The moral quandary posed in yesterday’s The Ethicist column in the NY Times Sunday Magazine was the flip side of my own recent experience as an interviewer of applicants to my alma mater, Cornell University. Cornell’s been good to my entire family, so I felt I owed it some small service.
Interviewing seemed like a natural, since it’s something that I know more than a little about. But I limit my role to providing a bit more information about the applicant to the university and vice versa. I’m not interested in being a judgmental gatekeeper, although I do express extra enthusiasm for the candidates I particularly admire.

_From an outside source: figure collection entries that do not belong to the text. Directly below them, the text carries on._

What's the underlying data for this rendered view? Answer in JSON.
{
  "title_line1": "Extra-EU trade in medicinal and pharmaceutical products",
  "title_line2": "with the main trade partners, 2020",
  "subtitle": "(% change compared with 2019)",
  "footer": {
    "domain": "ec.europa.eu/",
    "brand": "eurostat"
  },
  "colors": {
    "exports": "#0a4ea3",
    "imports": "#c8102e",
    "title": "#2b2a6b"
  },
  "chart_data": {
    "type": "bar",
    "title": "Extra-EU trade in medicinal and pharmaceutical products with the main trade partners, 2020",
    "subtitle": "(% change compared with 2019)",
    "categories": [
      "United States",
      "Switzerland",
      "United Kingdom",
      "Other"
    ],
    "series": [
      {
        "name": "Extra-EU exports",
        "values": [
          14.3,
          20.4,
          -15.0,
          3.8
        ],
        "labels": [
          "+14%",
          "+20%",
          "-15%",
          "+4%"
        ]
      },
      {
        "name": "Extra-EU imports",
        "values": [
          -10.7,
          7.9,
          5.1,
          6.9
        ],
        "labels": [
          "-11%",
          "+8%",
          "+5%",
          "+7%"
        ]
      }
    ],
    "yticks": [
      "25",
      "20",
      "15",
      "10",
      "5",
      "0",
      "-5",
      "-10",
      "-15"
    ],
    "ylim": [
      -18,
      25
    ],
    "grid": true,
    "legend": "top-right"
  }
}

The first thing I tell my assigned aspirants is that there’s no downside to talking with me: I don’t write negatives. (I suppose that those whom I interview professionally wish I’d put them similarly at ease!)
So imagine my surprise when read in the Times yesterday that Keith Lublin of West Bloomfield, Mich., has nothing better to do with his time than to “routinely Google” his unfortunate interviewees, whereby he “discovered that one posted information on his blog that reflects poorly on him. May I ask him about the blog? May I mention it to the university? Should it affect the score I give him?”
Since when have the interviewers of these hapless applicants become private investigators? Should we check their credit scores too?
The Ethicist, Randy Cohen, wisely counseled Lublin:
Put down the mouse and step away from the computer. You should not Google these students in the first place, let alone make your dubious discoveries a factor in college acceptance.
But at the end of his morality tale, Cohen appended this shocking update:
Lublin checked with the university and was told not to ask the student about the blog but to include its URL with his report.
Blogger Beware: Your invented posting persona may be taken dead seriously. (My vainglorious alter ego, CultureGrrl, has been similarly misconstrued.) Your adolescent fantasies may reach the humorless Dean of Admissions, via the Google snoop.
In the college admissions game, cybersleuthing works both ways, as I recently discovered: I interviewed a student of Greek heritage and we naturally got to talking about my trip to Greece and the Parthenon marbles. I asked her opinion about the controversy, and mentioned that I had written a NY Times Op-Ed piece urging that the sundered portions of the frieze be reunited.
“I know,” she coolly informed me. “I Googled you.”
I suppose that shouldn’t have surprised me, but I was momentarily dumbstruck. It just proves once again that in this search engine-driven world, everyone knows more about you than you think—even (or maybe especially) high school seniors.